Müzikseverin müzik dinleme maliyetini gereksiz yere arttırmayın. Zam yapılsın tamam ama eğer zam yapılırsa Türkiye ekonomisi gerçeğine göre zam yapılsın. Bırakın insanlar müziğe uygun fiyatlarda ulaşsın.

SPOTİFY TÜRKİYE’DE OFİS AÇMALI MI?
Ferhat Göçer yaptığı Dijital Platformlar toplantısında sadece kendisine yakın birkaç şarkıcı ve edisyon firmasını davet etti. Bu toplantı maşallah yemekler ikramlar yendi içildi ve memleket sorunları tartışıldı. Bu tartışmadan ortaya çıkan bir diğer talepte “Dijital platformların Türkiye’de resmî ofis açması ve editoryal süreçlerin yerelleştirilmesi” oldu. Spotify Türkiye’de ofis açabilir ama asla, bakın altını çizerek söylüyorum asla editoryal süreçleri kamuya açıklamamalı. Bunun nedenini benden iyi kimse bilmez. Neden mi?
Zengin veya siyasi ve benzeri gücü olan şarkıcılar yıllar boyunca radyoları ve televizyonları arayarak manipüle etmeye çalıştılar. İkramlar hediyeler ve hatta rüşvetler havalarda uçuştu ve müzik medyası diye bir şey kalmadı. Kapı tutucuları manipüle etmeyi başaranlar avantaj elde etti gariban müzisyen ise yine yaya kaldı. Yıllar boyunca radyoları arayan şarkıcı, müzik şirketleri ve basın danışmanları şarkılarının yayınlanması için aklınıza gelecek her türlü yöntemi denedi. Haksız yere bu manipülasyonlarla o kadar çok kişi haksız şöhret ve başarı elde etti ki. Bu konuda ilk delikanlı duruşu PowerTürk yaptı ve bir müzik direktörü kullanmak yerine ismini açıklamadığı bir yayın kurulu kullandı böylece manipülasyonu az da olsa azalttı.
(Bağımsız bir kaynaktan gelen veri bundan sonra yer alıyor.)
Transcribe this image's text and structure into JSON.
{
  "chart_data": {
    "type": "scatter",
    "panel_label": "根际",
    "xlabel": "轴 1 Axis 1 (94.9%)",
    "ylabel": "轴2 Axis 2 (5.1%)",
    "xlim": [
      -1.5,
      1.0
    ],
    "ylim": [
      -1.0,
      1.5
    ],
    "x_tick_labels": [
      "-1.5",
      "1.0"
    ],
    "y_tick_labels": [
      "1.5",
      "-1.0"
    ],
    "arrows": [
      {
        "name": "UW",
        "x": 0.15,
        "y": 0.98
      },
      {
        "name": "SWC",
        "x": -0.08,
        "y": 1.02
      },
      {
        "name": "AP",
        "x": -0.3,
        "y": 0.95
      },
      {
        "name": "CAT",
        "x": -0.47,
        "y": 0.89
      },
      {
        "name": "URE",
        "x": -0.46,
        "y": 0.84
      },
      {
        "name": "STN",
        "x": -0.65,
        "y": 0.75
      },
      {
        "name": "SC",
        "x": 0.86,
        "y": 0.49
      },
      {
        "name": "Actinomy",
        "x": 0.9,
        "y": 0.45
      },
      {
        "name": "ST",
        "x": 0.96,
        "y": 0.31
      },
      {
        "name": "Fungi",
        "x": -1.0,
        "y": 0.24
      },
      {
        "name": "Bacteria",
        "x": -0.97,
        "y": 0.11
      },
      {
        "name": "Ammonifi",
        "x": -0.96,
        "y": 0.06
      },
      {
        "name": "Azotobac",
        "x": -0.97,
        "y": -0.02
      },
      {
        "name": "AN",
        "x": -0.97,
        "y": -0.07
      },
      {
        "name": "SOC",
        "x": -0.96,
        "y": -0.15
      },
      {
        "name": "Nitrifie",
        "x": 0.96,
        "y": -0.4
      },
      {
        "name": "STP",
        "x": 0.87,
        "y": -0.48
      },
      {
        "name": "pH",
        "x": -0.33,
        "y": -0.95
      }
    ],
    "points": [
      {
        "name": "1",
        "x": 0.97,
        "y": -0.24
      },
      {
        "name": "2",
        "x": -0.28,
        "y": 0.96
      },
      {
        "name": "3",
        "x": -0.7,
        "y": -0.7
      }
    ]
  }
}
Bugüne gelince, radyolar artık eski gücünü kaybetti. Artık dijitalin dediği oluyor. Bir şarkının patlaması artık dijitale bağlı. Spotify’da bu dijital platformlardan biri. Yıllarca radyoları arayarak baskı altına alan ve onları manipüle eden şarkıcı, müzik şirketleri ve basın danışmanları konu Spotify olunca arayacak birilerini bulamadılar. Çünkü Spotify editoryal yapısı hakkında hiçbir bilgi veremedi. Böyle olunca oynatma listeleri, öne çıkarılan şarkılar ve öneriler bölümü algoritmanın seçimine kaldı. Bu en adil olanı. En kötü algoritma güçlünün yapacağı haksız manipülasyondan iyidir.
Bundan sonra Spotify’ın yapması gereken- ki zaten yapıyor- algoritması üzerinde bol bol çalışmak ve dinleyicilerin zevklerine en uygun liste ve önerileri vermek. Eğer Spotify editoryal içeriğini bir yerel kişi veya kişilere yani Türkiye’den birilerine teslim ederse o zaman yandı. Benden söylemesi.
Şarkıcılara gelince,
Onlara önerim güzel şarkılar yapın ve algoritmanın kalbine girin. Çünkü algoritma sizin arayıp “şarkımı beş kez fazla çalarmışın” diyeceğiniz ve etkiniz altına alacağınız bir insan değil. Aman olmasın da!